Add-Member -InputObject $_ -PassThru -NotePropertyName 'Extract_Date' -NotePropertyValue $date
}
} |
Export-Csv ($path + 'VMC_DOCUMENTS.csv') -NoTypeInformation -Encoding UTF8
[1] 请注意,变体
& { process { ... } }
,即在 child 范围内执行,可以 加速 执行(请参阅 这个答案 获取解释),但会再次增加内存消耗,这就是为什么它不这里没用过。

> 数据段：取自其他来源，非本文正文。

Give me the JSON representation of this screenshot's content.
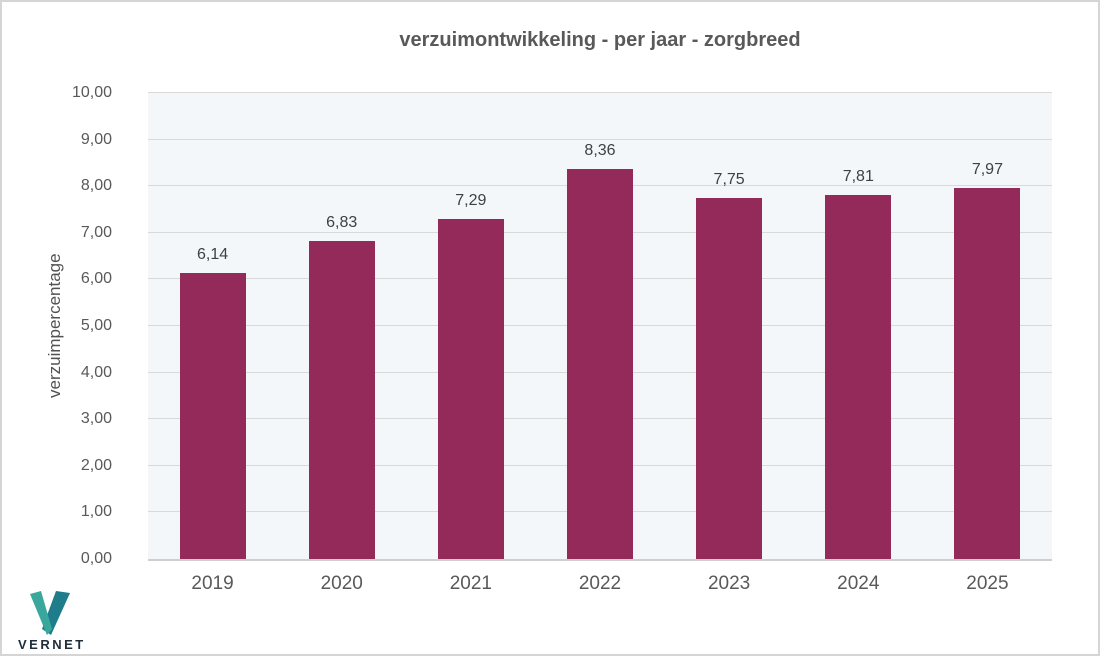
{
  "chart_data": {
    "type": "bar",
    "title": "verzuimontwikkeling - per jaar - zorgbreed",
    "xlabel": "",
    "ylabel": "verzuimpercentage",
    "categories": [
      "2019",
      "2020",
      "2021",
      "2022",
      "2023",
      "2024",
      "2025"
    ],
    "values": [
      6.14,
      6.83,
      7.29,
      8.36,
      7.75,
      7.81,
      7.97
    ],
    "value_labels": [
      "6,14",
      "6,83",
      "7,29",
      "8,36",
      "7,75",
      "7,81",
      "7,97"
    ],
    "ylim": [
      0,
      10
    ],
    "ytick_step": 1,
    "ytick_labels": [
      "0,00",
      "1,00",
      "2,00",
      "3,00",
      "4,00",
      "5,00",
      "6,00",
      "7,00",
      "8,00",
      "9,00",
      "10,00"
    ],
    "grid": true,
    "legend": false,
    "bar_color": "#932a59",
    "plot_bg": "#f3f7fa",
    "gridline_color": "#d9d9d9",
    "title_color": "#595959",
    "label_color": "#404040"
  },
  "logo": {
    "text": "VERNET",
    "icon": "vernet-v-logo",
    "color_light": "#3aa79c",
    "color_dark": "#1e7c8b",
    "text_color": "#1f2e3a"
  }
}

在需要最高性能和灵活性的绝望情况下(但仍然需要 Powershell),我不得不使用
StreamReader
和 StreamWriter
进行自己的 CSV 处理。以下示例假设有一个三列源 CSV 文件,并输出另一个 CSV 文件,其中第一列中的值大写,第二列中的值小写:
$infilename = Join-Path $PSScriptRoot 'documents.csv'
$outfilename = Join-Path $PSScriptRoot 'VMC_DOCUMENTS.csv'
$bufsize = 1mb
$rowsep = "`r?`n"
$fieldsep = ","
New-Item -Force -Type "file" $outfilename
$readstream = New-Object -TypeName System.IO.StreamReader -ArgumentList $infilename
$writestream = New-Object -TypeName System.IO.StreamWriter -ArgumentList $outfilename
$writestream.WriteLine($readstream.ReadLine())
$partial = ''
$continue = $true
while ($continue) {
[char[]]$chunk = New-Object char[] $bufsize
$received = $readstream.Read($chunk, 0, $bufsize)

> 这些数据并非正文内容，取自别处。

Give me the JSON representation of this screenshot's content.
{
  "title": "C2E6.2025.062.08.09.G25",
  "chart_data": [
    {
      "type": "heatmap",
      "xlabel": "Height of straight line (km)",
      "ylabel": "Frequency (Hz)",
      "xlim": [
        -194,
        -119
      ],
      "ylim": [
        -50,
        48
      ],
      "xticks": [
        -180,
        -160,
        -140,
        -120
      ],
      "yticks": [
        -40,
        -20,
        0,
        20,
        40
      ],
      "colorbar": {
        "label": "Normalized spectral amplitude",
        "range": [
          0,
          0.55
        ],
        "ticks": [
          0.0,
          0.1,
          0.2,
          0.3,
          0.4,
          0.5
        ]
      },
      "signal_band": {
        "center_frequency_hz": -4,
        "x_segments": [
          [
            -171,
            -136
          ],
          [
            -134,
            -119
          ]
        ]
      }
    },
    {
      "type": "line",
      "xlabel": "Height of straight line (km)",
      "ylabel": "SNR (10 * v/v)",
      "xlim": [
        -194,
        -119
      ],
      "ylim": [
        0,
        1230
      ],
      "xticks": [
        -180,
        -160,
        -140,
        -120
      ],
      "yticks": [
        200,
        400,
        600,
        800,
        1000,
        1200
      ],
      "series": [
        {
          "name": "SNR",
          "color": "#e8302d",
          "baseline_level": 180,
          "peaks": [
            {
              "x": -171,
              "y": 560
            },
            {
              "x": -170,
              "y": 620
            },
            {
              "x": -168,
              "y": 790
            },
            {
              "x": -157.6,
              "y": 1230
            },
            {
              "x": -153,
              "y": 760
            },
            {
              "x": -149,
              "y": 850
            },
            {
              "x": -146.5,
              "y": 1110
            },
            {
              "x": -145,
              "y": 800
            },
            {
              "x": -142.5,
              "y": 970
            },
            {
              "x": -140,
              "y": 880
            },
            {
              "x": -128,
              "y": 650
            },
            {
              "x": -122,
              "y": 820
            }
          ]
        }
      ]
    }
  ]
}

$continue = ($received -gt 0)
if ($continue -eq $false) {
break
}
$chunkstr = $chunk -join ""
$lines = (($partial, $chunkstr) -join "") -split $rowsep
$partial = $lines[-1]
for ($i = 0; $i -lt $lines.Length - 1; $i++) {
$row = $lines[$i] -split ($fieldsep)
# Process row/fields here:
$new = ($row[0].ToUpper(), $row[1].ToLower(), $row[2]) -join $fieldsep
$writestream.WriteLine($new)
}
}
$readstream.Close()
$writestream.Close()
请注意,CSV 解析非常初级,并且假设没有转义字符或需要引用。如果需要,可以利用使用正则表达式的更强大的逻辑。
可以使用
ReadLine
而不是块处理来简化上述过程,但前提是使用传统的换行符。上面的代码允许使用任意行分隔符。